Hi Everyone! We are trying to use Ray Train to work for distributed training. We have this use case where we need each worker to be synchronized in between the training. That is to run a function for some time, synchronize, and then run some other functions. So, is there a way to achieve it?

@pratkpranav I’m not quite clear what you mean by

  • each worker to be synchronized between training
  • run function for sometime, synchronize, run other functions

In what context are you using “synchronize” here? Perhaps a concrete example would help?

cc: @Yard1 @amogkam

@Jules_Damji Sorry if it was not very clear. I was wondering whether there is a way to have functionality similar to MPI_Barrier, which blocks all the workers until all of them have called that function and then continues running from the next lines synchronously. Something like this:

def training_loop_per_worker(config):
    model = config.get('model')
    model.train()
    for batch, (X, y) in enumerate(dataloader):
        # Compute prediction error
        pred = model(X)
        loss = loss_fn(pred, y)

        <wait for all the workers to reach this line>

        # Backpropagation
        optimizer.zero_grad()
        loss.backward()
        optimizer.step()

Hi @pratkpranav,

The main API to interact with Ray Train from inside your custom training loop is session.report, and this actually does serve as a synchronization barrier for workers. Training will only progress once all workers have reported.

However, session.report is mainly used to report metrics and checkpoints at the end of each epoch.
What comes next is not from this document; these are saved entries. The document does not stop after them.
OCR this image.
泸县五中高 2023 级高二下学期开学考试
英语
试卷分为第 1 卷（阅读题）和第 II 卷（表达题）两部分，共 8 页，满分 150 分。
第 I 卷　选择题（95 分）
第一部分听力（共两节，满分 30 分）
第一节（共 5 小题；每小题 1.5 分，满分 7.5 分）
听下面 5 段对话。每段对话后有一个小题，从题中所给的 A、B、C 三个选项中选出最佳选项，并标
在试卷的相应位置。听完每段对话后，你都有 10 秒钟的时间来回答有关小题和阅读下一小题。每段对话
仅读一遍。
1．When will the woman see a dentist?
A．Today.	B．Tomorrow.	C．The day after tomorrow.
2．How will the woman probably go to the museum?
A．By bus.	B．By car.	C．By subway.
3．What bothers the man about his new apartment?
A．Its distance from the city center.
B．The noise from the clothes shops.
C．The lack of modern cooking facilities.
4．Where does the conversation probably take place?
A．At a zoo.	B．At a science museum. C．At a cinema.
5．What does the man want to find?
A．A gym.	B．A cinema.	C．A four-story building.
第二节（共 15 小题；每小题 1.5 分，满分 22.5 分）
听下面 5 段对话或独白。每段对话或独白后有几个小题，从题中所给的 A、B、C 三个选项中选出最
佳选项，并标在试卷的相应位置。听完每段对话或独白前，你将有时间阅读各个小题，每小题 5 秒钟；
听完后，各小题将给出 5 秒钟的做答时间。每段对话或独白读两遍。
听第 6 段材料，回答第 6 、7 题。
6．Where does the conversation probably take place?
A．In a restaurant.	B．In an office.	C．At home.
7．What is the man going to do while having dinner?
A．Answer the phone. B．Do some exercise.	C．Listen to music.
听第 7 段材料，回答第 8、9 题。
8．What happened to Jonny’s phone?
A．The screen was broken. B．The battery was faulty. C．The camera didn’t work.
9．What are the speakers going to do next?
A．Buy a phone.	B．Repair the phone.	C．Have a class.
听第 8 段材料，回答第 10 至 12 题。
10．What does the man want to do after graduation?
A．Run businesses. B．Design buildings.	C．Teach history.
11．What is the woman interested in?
If you want to use it as a barrier, you’d have to report some dummy metrics. What’s the intended use case for this?

Synchronizing gradients between workers is already handled by the Torch distributed backend – just make sure you call ray.train.torch.prepare_model and ray.train.torch.prepare_data_loader on your model/dataloader. See here.

Hi @justinvyu ,

Thanks for your reply. We are currently working on a machine-learning engine and creating a distributed training framework using Ray Trainer for it. Unfortunately, our backend currently lacks the capability to pause model training before gradient synchronization. Thus, I’m curious if Ray Trainer can solve this issue. Although session.report reports metrics and checkpoints at the end of each epoch, it may not be the most suitable approach in this case. I’m wondering if there are alternative methods available to accomplish our goal.

@pratkpranav

Ray actually does provide some basic communication primitives (including barrier). Take a look here: Ray Collective Communication Lib — Ray 2.4.0

This blog post may also be of use: Introducing Collective Communication Primitive APIs in Ray | Anyscale

I believe this is not under active development at the moment, but let me know if this suits your needs and if you run into any difficulties.

You can also consider using the communication backend of torch.distributed: Distributed communication package - torch.distributed — PyTorch 2.0 documentation

Thanks @justinvyu for the responses.

Thanks @justinvyu, @Jules_Damji! This is really helpful.